Daniel nods again. This is the phase they are in now and, despite everything, he’s glad to have someone with him. He doesn’t know what his mind might do with that monotony if he had only himself and his darker thoughts to break up the scenery.
“What’s the last part for?” he asks, lifting the drink to his lips. This time the gin tastes sour. He grimaces.
“The soul.”
“Aye, Santiago,” Daniel says. “The cathedral.”
“Not just the cathedral, my friend. Everything that leads up to the cathedral. Everything you were hoping to find there.”
“Like the bones of Saint James?” Daniel says, his cynicism returning.
“Is that why you’re walking five hundred miles, for some two-thousand-year-old bones?”
“Surely the Catholic Church has more impressive skeletons in the closet,” Daniel says, trying to lighten the conversation with a whiff of sacrilege.
The hippy lets it drift away before he goes on. “No matter what you think you’ll find in Santiago, it all comes down to faith, my friend. Faith that there is something you are walking toward.
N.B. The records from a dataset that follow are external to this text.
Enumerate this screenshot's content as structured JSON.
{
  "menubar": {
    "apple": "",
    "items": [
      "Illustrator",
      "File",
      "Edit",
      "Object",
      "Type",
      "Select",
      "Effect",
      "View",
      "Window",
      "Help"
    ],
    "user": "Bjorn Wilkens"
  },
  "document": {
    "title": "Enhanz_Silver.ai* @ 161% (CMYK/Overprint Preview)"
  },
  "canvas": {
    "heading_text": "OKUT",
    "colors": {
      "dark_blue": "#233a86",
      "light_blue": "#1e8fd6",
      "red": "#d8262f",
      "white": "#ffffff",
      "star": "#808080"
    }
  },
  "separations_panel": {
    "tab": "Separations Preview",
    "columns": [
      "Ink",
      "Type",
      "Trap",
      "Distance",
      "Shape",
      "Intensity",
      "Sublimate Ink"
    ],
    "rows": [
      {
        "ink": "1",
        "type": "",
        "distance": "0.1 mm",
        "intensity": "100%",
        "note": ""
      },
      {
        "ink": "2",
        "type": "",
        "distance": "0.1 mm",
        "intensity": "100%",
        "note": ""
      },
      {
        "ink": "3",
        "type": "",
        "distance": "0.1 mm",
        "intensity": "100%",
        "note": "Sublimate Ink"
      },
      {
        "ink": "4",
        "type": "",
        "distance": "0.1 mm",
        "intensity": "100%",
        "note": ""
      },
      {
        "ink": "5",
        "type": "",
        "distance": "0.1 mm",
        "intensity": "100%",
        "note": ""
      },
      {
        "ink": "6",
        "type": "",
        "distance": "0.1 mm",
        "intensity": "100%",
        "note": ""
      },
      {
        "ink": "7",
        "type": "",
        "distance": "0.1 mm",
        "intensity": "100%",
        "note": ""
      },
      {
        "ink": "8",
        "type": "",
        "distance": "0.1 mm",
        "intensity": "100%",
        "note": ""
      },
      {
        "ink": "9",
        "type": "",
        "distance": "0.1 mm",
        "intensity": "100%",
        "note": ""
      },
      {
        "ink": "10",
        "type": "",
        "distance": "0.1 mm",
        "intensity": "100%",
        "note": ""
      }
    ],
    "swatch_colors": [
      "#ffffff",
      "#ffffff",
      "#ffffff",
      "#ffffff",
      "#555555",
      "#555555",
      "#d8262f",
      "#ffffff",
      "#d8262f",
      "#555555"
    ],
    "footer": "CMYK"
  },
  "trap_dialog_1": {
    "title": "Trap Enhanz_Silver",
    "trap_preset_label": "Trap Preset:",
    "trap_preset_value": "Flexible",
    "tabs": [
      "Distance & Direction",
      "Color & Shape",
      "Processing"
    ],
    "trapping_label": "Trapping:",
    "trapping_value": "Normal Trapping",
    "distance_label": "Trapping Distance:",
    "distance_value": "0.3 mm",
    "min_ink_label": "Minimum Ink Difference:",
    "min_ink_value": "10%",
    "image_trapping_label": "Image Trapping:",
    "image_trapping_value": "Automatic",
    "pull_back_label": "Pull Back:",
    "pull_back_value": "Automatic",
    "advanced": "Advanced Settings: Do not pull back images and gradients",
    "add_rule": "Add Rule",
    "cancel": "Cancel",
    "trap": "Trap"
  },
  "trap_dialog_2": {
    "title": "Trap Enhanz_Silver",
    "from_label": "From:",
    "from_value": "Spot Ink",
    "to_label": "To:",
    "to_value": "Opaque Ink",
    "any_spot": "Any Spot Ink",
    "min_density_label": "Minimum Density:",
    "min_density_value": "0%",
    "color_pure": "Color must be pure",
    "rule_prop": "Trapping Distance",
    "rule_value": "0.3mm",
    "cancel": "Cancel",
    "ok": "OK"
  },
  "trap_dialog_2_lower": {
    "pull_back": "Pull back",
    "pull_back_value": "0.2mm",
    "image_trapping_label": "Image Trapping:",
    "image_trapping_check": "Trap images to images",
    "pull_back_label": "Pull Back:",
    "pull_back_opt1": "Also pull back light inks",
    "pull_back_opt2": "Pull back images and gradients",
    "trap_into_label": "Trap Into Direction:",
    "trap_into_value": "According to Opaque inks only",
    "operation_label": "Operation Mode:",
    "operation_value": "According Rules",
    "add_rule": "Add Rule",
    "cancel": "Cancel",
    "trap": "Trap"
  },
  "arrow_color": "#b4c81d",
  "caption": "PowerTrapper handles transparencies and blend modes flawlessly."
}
Something that will alter you as a person.” He leans his elbows on the surfboard bar and blows two smoke rings up and to the right, one inside the other. They float past the fake palm tree then disappear. “Not all have a life-changing experience when they finish the Camino,” he says, turning his attention back to Daniel. “Oh, some say they do, but it is like the story of the Emperor and his new clothes. The naked truth is they walked all that way and found nothing at the end of it.”